Let a peremptory writ of mandate issue directing respondent court (a) to vacate its order denying summary judgment and summary adjudication and (b) to conduct further proceedings consistent with this opinion, including ruling on the motions for summary judgment and adjudication and, in doing so, ruling on the evidence objections made heretofore and any which may be made on the hearing of these motions. If the trial judge determines that all or any part of these motions is to be granted, he or she will then proceed after further presentation and hearing as may be appropriate, to determine the terms of any injunctive relief and abatement orders to which he or she determines the People are entitled, and the amounts of any penalties to be assessed against one or more of the several defendants. Thereafter, attorney fees and costs would be determined according to statute and the California Rules of Court.
The order staying proceedings in the trial court will terminate upon issuance of the remittitur.
The People are awarded their costs in this original proceeding.
Turner, P. J., concurred.
KRIEGLER, J., Concurring.
I concur in the result. The trial court, on its own motion, interjected and then misinterpreted the decision in People v. Superior Court (1973) 9 Cal.3d 283 [107 Cal.Rptr. 192, 507 P.2d 1400] (Jayhill) during the hearing on the People's motion for summary judgment. In my view, the writ should issue on the People's petition because Jayhill supports, rather than defeats, the position asserted by the People. I concur
LAMC section 11.00(l) provides in its first paragraph: "In addition to any other remedy or penalty provided by this Code, any violation of any provision of this Code is declared to be a public nuisance and may be abated by the City or by the City Attorney on behalf of the people of the State of California as a nuisance by means of a restraining order, injunction or any other order or judgment in law or equity issued by a court of competent jurisdiction. The City or the City Attorney, on behalf of the people of the State of California, may seek injunctive relief to enjoin violations of, or to compel compliance with, the provisions of this Code or seek any other relief or remedy available at law or equity."
The trial court also erred in its decision that the People have the burden to adduce proof of each element set out in Business and Professions Code section 17206, subdivision (b).

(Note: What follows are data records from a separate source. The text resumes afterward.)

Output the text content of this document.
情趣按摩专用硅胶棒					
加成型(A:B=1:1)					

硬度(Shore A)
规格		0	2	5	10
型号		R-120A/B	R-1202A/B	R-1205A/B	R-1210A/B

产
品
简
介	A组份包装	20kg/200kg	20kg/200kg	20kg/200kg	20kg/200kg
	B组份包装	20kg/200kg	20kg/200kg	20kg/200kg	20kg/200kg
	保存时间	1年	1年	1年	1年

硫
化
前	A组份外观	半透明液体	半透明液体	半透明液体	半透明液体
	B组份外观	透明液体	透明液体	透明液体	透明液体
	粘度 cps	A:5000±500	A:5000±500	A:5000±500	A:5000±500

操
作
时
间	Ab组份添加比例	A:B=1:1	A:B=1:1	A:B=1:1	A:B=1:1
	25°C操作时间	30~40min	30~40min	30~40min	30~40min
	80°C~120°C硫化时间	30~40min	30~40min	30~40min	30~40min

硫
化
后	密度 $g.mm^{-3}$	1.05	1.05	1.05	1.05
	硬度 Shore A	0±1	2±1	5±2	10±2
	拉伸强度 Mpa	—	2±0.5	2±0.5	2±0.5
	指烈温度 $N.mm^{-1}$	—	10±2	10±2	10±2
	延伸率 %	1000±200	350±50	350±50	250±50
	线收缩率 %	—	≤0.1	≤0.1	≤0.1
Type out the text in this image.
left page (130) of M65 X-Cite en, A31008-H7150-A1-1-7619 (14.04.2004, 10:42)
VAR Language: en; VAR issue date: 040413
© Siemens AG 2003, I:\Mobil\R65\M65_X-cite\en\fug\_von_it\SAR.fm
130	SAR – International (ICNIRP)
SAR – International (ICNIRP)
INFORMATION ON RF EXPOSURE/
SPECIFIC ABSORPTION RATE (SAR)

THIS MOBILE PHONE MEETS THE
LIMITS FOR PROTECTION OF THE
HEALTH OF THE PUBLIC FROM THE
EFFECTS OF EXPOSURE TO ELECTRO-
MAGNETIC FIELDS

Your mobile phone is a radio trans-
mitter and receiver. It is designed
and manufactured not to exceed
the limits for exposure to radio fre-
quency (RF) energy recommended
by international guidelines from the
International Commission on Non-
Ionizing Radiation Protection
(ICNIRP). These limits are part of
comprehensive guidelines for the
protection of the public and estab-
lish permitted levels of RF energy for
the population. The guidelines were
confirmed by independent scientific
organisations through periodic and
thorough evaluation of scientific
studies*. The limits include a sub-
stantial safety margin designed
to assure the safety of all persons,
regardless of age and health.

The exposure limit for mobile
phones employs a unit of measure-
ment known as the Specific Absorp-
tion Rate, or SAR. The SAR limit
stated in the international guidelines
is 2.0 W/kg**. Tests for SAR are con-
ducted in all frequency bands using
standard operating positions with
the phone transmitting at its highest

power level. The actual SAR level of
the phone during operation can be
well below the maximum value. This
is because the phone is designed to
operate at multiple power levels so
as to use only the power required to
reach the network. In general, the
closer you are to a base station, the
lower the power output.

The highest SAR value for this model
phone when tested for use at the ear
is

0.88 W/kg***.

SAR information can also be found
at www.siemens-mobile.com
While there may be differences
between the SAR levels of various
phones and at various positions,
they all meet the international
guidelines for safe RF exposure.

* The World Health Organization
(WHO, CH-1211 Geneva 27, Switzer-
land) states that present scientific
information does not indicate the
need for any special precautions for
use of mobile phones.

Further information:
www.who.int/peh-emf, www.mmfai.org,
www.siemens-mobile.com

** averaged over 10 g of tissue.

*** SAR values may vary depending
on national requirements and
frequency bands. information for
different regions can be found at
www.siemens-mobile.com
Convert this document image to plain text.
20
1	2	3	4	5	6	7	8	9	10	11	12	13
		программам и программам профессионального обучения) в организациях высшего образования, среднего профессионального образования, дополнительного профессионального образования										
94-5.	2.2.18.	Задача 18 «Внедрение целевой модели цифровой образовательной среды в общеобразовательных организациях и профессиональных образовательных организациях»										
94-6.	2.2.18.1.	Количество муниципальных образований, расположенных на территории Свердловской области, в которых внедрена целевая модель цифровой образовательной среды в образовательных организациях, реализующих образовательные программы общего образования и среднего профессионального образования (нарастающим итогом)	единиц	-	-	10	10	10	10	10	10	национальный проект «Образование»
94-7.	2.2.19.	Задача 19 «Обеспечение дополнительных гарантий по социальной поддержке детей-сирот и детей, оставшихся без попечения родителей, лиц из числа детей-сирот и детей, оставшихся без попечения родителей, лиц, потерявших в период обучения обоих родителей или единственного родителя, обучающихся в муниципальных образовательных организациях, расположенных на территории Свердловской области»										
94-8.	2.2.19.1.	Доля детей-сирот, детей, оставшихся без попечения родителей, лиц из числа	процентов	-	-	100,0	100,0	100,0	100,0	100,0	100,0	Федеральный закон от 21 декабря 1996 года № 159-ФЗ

The law is to the contrary. (People v. First Federal Credit Corp. (2002) 104 Cal.App.4th 721, 728 [128 Cal.Rptr.2d 542].)
The parties did not brief how the amounts of penalties under the UCL, the LAMC or the NAL are to be determined. It is sufficient for this proceeding to resolve the more fundamental issue of the proper elements of each of the causes of action.
We omit discussion of more recent history of the UCL, in particular the passage of Proposition 64 in November 2004, as it is not necessary to the issues presented in this case.
On its enactment as Statutes 1972, chapter 1084, section 2, page 2020, Civil Code former section 3370.1 provided: "Any person who violates any provision of this chapter shall be liable for a civil penalty not to exceed two thousand five hundred dollars ($2,500) for each violation, which shall be assessed and recovered in a civil action brought in the name of the people of the state of California...."
Civil Code former sections 3369 and 3370.1 were reenacted as Business and Professions Code sections 17200 and 17206, respectively in 1977 by Statutes 1977, chapter 299, sections 1, 2, pages 1202, 1203; see Feitelberg, supra, 134 Cal.App.4th 997.